Configuration MOTA (PoseTrack) MPJPE (3DPW) FPS Notes
Full RAM 76.3 65.8 25+ Complete model
w/o SegFollow (PHALP) 71.1 70.2 15 SegFollow is critical
w/o T-HMR memory 74.8 69.5 25+ Temporal memory improves consistency
w/o Predictor 75.0 67.3 25+ Predictor improves occlusion handling

Key Findings

  • SegFollow contributes the largest gain (MOTA +5.2), indicating that stable tracking is the primary bottleneck in multi-person motion recovery.
  • RAM runs 2–3× faster than 4DHuman because stable tracking reduces redundant detections and repeated re-initialization.
  • ID switches are extremely rare in long in-the-wild videos, marking the first demonstration of stable zero-shot multi-person motion recovery.
  • The dual-branch scoring in T-HMR outperforms single-branch alternatives; both correlation and consistency are indispensable.

Highlights & Insights

  • SAM2 + Kalman Filtering: The combination of a visual foundation model's segmentation capability with classical motion modeling is mutually complementary.
  • Confidence-Gated Update: Preventing unreliable detections from corrupting motion states is a practically effective engineering design.
  • Zero-Shot Long-Video Capability: RAM is the first method to maintain stable multi-person 3D reconstruction in long in-the-wild videos without retraining.

Limitations & Future Work

  • Still relies on a detector to provide initial bounding boxes.
  • The predictor may drift under extreme occlusion (complete invisibility exceeding tens of frames).
  • The SMPL body model limits recovery of hand and facial details.
  • Future work may extend to fine-grained hand and face reconstruction (SMPL-X).
  • vs. 4DHuman: 4DHuman employs PHALP tracking; RAM's SegFollow substantially improves tracking stability and inference speed.
  • vs. CoMotion: CoMotion performs end-to-end joint optimization but is slow; RAM's modular design is faster and more flexible.
  • vs.
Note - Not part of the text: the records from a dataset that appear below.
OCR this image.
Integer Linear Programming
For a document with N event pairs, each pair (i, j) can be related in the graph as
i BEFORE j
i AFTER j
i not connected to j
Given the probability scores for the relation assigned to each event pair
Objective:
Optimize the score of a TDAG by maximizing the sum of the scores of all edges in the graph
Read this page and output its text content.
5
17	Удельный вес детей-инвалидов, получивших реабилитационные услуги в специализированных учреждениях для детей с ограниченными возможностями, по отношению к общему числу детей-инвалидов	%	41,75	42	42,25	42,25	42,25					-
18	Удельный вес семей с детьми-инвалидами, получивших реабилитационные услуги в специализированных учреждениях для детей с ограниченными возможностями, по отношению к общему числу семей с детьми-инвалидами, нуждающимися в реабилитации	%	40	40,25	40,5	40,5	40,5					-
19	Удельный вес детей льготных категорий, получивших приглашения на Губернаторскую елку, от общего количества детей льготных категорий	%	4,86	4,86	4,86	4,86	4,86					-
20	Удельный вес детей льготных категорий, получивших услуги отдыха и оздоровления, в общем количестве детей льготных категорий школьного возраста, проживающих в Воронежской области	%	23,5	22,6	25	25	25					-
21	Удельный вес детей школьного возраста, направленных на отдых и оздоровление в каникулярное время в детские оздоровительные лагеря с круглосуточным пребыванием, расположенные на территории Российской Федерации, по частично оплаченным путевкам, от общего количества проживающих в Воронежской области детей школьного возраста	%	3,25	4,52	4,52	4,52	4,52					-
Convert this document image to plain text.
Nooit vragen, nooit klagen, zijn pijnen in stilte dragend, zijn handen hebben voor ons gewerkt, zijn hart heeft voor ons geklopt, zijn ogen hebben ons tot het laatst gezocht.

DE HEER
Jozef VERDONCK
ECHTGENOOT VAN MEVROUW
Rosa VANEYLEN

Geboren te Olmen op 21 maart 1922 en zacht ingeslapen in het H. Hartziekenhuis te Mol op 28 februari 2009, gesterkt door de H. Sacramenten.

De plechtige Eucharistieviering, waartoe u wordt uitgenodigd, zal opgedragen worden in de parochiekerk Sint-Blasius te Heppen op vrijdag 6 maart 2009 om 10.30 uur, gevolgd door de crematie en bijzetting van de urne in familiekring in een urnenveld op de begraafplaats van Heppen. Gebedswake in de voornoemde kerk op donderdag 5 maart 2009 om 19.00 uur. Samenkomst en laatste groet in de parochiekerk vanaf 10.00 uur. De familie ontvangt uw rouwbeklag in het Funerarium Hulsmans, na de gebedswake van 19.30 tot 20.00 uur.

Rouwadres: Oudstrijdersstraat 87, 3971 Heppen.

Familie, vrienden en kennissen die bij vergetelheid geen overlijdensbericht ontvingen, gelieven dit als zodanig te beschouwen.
SAM2: SAM2's FIFO memory is insufficiently robust for multi-object tracking scenarios; SegFollow addresses this limitation by incorporating motion priors.

Rating

  • Novelty: ⭐⭐⭐⭐ — An elegant integration of existing components into a coherent framework.
  • Experimental Thoroughness: ⭐⭐⭐⭐ — Multi-benchmark evaluation with comprehensive ablation studies.
  • Writing Quality: ⭐⭐⭐⭐ — Clear structure with detailed method descriptions.
  • Value: ⭐⭐⭐⭐⭐ — Addresses a practical bottleneck in multi-person 3D motion recovery.